A tornado looms dark in the distance over a quiet rural town. Capitol police brace together, preparing for a violent rush from insurrectionists. These are the fault lines followed by artists Andrew Hall and George Zuniga. In a geologic sense, fault lines are where tectonic tension has caused cracks in the earth’s crust.
This exhibit follows other lines of impact, where humans play a role : people in conflict with chaotic forces of nature - and people intension with the other timeless enemy, other people.
Andrew Hall draws scenes of environmental disaster in a small format, using layers of ink to build tiny details. This careful observation extends beyond his artwork and into his knowledge of the subject itself. From the Great Alaskan Earthquake of 1964 to the 2011 Joplin tornado, Hall is fluent in the facts and figures of devastation. An architectural scholar, he finds traces of beauty in the demolished structures.

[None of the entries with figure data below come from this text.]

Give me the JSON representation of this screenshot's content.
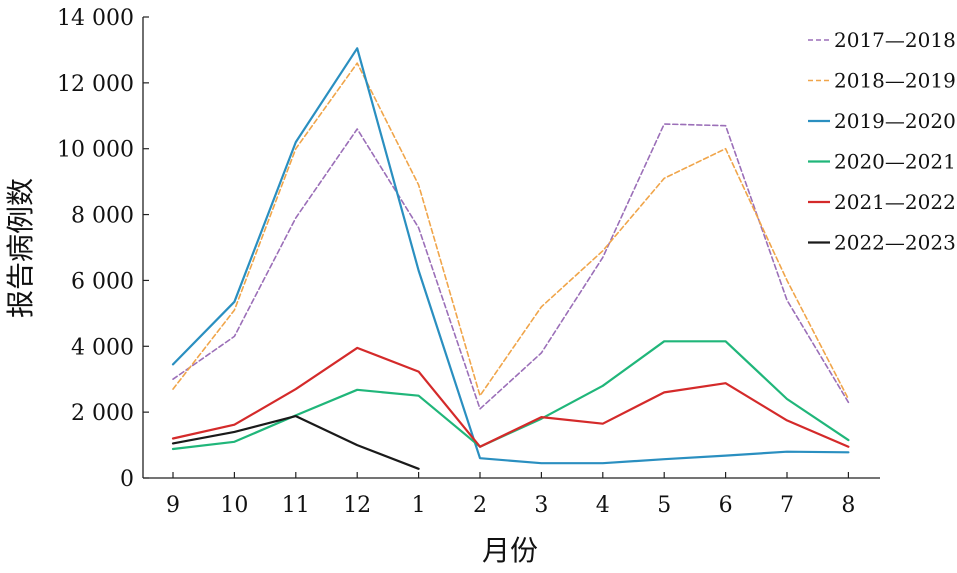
{
  "chart_data": {
    "type": "line",
    "title": "",
    "xlabel": "月份",
    "ylabel": "报告病例数",
    "categories": [
      "9",
      "10",
      "11",
      "12",
      "1",
      "2",
      "3",
      "4",
      "5",
      "6",
      "7",
      "8"
    ],
    "y_ticks": [
      0,
      2000,
      4000,
      6000,
      8000,
      10000,
      12000,
      14000
    ],
    "y_tick_labels": [
      "0",
      "2 000",
      "4 000",
      "6 000",
      "8 000",
      "10 000",
      "12 000",
      "14 000"
    ],
    "ylim": [
      0,
      14000
    ],
    "grid": false,
    "legend_position": "top-right",
    "series": [
      {
        "name": "2017—2018",
        "color": "#9b6fb8",
        "dash": "dashed",
        "values": [
          3000,
          4300,
          7900,
          10600,
          7600,
          2100,
          3800,
          6700,
          10750,
          10700,
          5400,
          2300
        ]
      },
      {
        "name": "2018—2019",
        "color": "#f0a54a",
        "dash": "dashed",
        "values": [
          2700,
          5100,
          10000,
          12600,
          8900,
          2500,
          5200,
          6900,
          9100,
          10000,
          6000,
          2400
        ]
      },
      {
        "name": "2019—2020",
        "color": "#2a8fc0",
        "dash": "solid",
        "values": [
          3450,
          5350,
          10200,
          13050,
          6300,
          600,
          450,
          450,
          570,
          680,
          800,
          780
        ]
      },
      {
        "name": "2020—2021",
        "color": "#20b67a",
        "dash": "solid",
        "values": [
          880,
          1100,
          1900,
          2680,
          2500,
          950,
          1800,
          2800,
          4150,
          4150,
          2400,
          1150
        ]
      },
      {
        "name": "2021—2022",
        "color": "#d42a2a",
        "dash": "solid",
        "values": [
          1200,
          1620,
          2700,
          3950,
          3230,
          950,
          1850,
          1650,
          2600,
          2880,
          1750,
          950
        ]
      },
      {
        "name": "2022—2023",
        "color": "#1a1a1a",
        "dash": "solid",
        "values": [
          1050,
          1400,
          1880,
          1000,
          280,
          null,
          null,
          null,
          null,
          null,
          null,
          null
        ]
      }
    ]
  }
}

George Zuniga is driven by an emotional response to world politics. As he lays down marks, he rattles off descriptions of events past and present, with particular interest to the Cold War and Russia. Russia’s full-scale invasion of Ukraine early last year inspired Zuniga to create a series of drawings that record and try to comprehend the atrocities of war.
Through a neverending news cycle of trauma, it’s hard to avoid feeling numb. These two bodies of work challenge us to engage with painful and intense images. They ask us to see zones of conflict with fresh, empathetic eyes - and to consider the fundamental interconnectedness of our unstable world.